Dreamin’ Ain’t Easy

Standing stone at Stonehenge

All my life I dreamed of standing in the stone circle at Stonehenge. This year, that dream came true.

My friend, Devon Monk, and I have a twice-a-week writing date at the local university library. I’m working on Good Bones: the Elements and Principles of Design for Jewelry Makers. She’s working her next novel series. We go to the library to get away from the distractions at home that provide lots of opportunities to procrastinate.

Working with a buddy is good for guilt, too. When I’m staring out the window and she’s typing like mad, I begin to feel like a slacker. So I start typing again, typing anything just so I don’t look lazy. We both gain ground on the number of words we have behind us. And that’s good. It doesn’t make it easier, but then, dreams are never easy.

We’ve both wanted to write since we were young. And here we are, doing it. People say to us, “Oh you are so lucky to be living your dream. I wish I could.” And yes, we are lucky, and we both know it. But we both know it doesn’t come without risk, disappointment and work. And it’s not always glamorous. In fact, it’s rarely glamorous.

Living your dream in the arts–writing, dancing, singing, painting or making jewelry–is mostly work like any other. Worse, it’s self-directed work that most people really don’t understand. They think you’d do much better to have a “real” job. Other people think, “Well, it’s easy for you.” But it isn’t. It’s hard, it’s lonely, it’s fraught with frustration and failure. (Devon has six pounds of rejections collected over the course of 15 years. Six pounds! Yes, she weighed them.) And just about the time you find success, the market changes, the popular style changes, you face an injury, you have a family upheaval that leaves you shaking and scarred. In fact, in genre fiction, Devon tells me, most writers confront the complete blow up of their career an average of three times. Three times! This is glamorous?

But living a dream has its moments. I always get a rush when I propose an idea that I love and that a publisher loves enough to say yes. I know when Devon got the call about her first book contract, she took time to savor the moment, looking back at all the hard work behind her, and being smart enough to see all the hard work ahead.

For artists, the dream moment comes in the piece that comes out of your hands singing. It’s the first big sale, the call from a gallery, workshop organizer, book publisher, magazine, museum, or collector. Those moments–few and far between– make it worthwhile. Not easier, just worthwhile.

If your dream is to make jewelry, don’t say, “I don’t have time. I have to make a living. I have a family. Seattle metalsmith Micki Lippe made jewelry after her kids were in bed and on Saturday mornings before they were up and around. Andy Cooperman put in time at a repair bench. Other jewelry artists teach at universities, offer workshops, write, or work day jobs–inside or outside of the jewelry industry. Some have seen their collectors age and disappear. Others suffer in a faltering economy. Many have to reinvent themselves to go on. But go on they do. Only they know how often they wanted to bite the walls or just quit.

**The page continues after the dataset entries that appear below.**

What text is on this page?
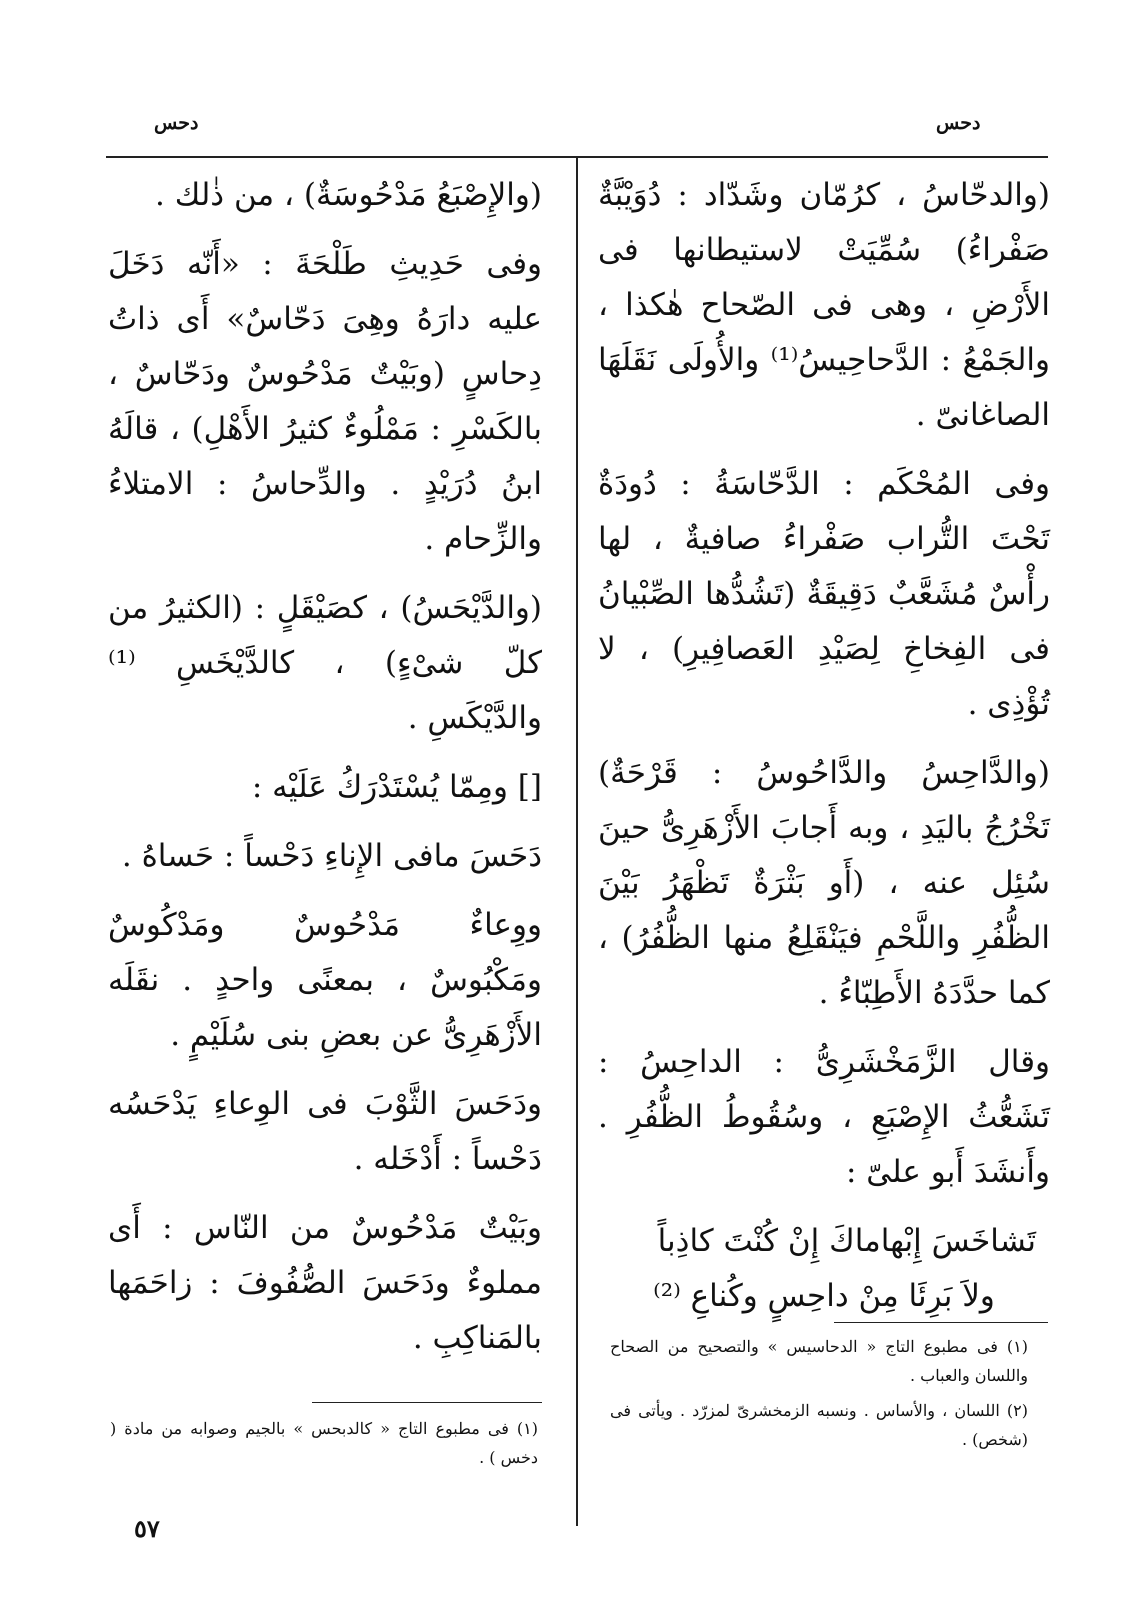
دحس
دحس

(والدحّاسُ ، كرُمّان وشَدّاد : دُوَيْبَّةٌ صَفْراءُ) سُمِّيَتْ لاستيطانها فى الأَرْضِ ، وهى فى الصّحاح هٰكذا ، والجَمْعُ : الدَّحاحِيسُ⁽¹⁾ والأُولَى نَقَلَهَا الصاغانىّ .

وفى المُحْكَم : الدَّحّاسَةُ : دُودَةٌ تَحْتَ التُّراب صَفْراءُ صافيةٌ ، لها رأْسٌ مُشَعَّبٌ دَقِيقَةٌ (تَشُدُّها الصِّبْيانُ فى الفِخاخِ لِصَيْدِ العَصافِيرِ) ، لا تُؤْذِى .

(والدَّاحِسُ والدَّاحُوسُ : قَرْحَةٌ) تَخْرُجُ باليَدِ ، وبه أَجابَ الأَزْهَرِىُّ حينَ سُئِل عنه ، (أَو بَثْرَةٌ تَظْهَرُ بَيْنَ الظُّفُرِ واللَّحْمِ فيَنْقَلِعُ منها الظُّفُرُ) ، كما حدَّدَهُ الأَطِبّاءُ .

وقال الزَّمَخْشَرِىُّ : الداحِسُ : تَشَعُّثُ الإِصْبَعِ ، وسُقُوطُ الظُّفُرِ . وأَنشَدَ أَبو علىّ :

تَشاخَسَ إِبْهاماكَ إِنْ كُنْتَ كاذِباً

ولاَ بَرِئَا مِنْ داحِسٍ وكُناعِ ⁽²⁾

(والإِصْبَعُ مَدْحُوسَةٌ) ، من ذٰلك .

وفى حَدِيثِ طَلْحَةَ : «أَنّه دَخَلَ عليه دارَهُ وهِىَ دَحّاسٌ» أَى ذاتُ دِحاسٍ (وبَيْتٌ مَدْحُوسٌ ودَحّاسٌ ، بالكَسْرِ : مَمْلُوءٌ كثيرُ الأَهْلِ) ، قالَهُ ابنُ دُرَيْدٍ . والدِّحاسُ : الامتلاءُ والزِّحام .

(والدَّيْحَسُ) ، كصَيْقَلٍ : (الكثيرُ من كلّ شىْءٍ) ، كالدَّيْخَسِ ⁽¹⁾ والدَّيْكَسِ .

[] ومِمّا يُسْتَدْرَكُ عَلَيْه :

دَحَسَ مافى الإِناءِ دَحْساً : حَساهُ .

ووِعاءٌ مَدْحُوسٌ ومَدْكُوسٌ ومَكْبُوسٌ ، بمعنًى واحدٍ . نقَلَه الأَزْهَرِىُّ عن بعضِ بنى سُلَيْمٍ .

ودَحَسَ الثَّوْبَ فى الوِعاءِ يَدْحَسُه دَحْساً : أَدْخَله .

وبَيْتٌ مَدْحُوسٌ من النّاس : أَى مملوءٌ ودَحَسَ الصُّفُوفَ : زاحَمَها بالمَناكِبِ .	(١) فى مطبوع التاج « الدحاسيس » والتصحيح من الصحاح واللسان والعباب .

(٢) اللسان ، والأساس . ونسبه الزمخشرىّ لمزرّد . ويأتى فى (شخص) .

(١) فى مطبوع التاج « كالدبحس » بالجيم وصوابه من مادة ( دخس ) .

٥٧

To the outside world, they look glamorous.

I once read a short children’s story that ended with the moral: “All the miles of a hard road are worth a moment of true happiness.” Living your dream gives you those moments. They are rich and wonderful and worth the journey. Perhaps they are richer and more wonderful because they are rare.

If you want to make jewelry as a living, make time for it. Learn your craft. Persist. If you’re making jewelry as a living now, and see your market changing or drying up, please don’t quit. Learn to weather the storms. Be open to change. The world needs you.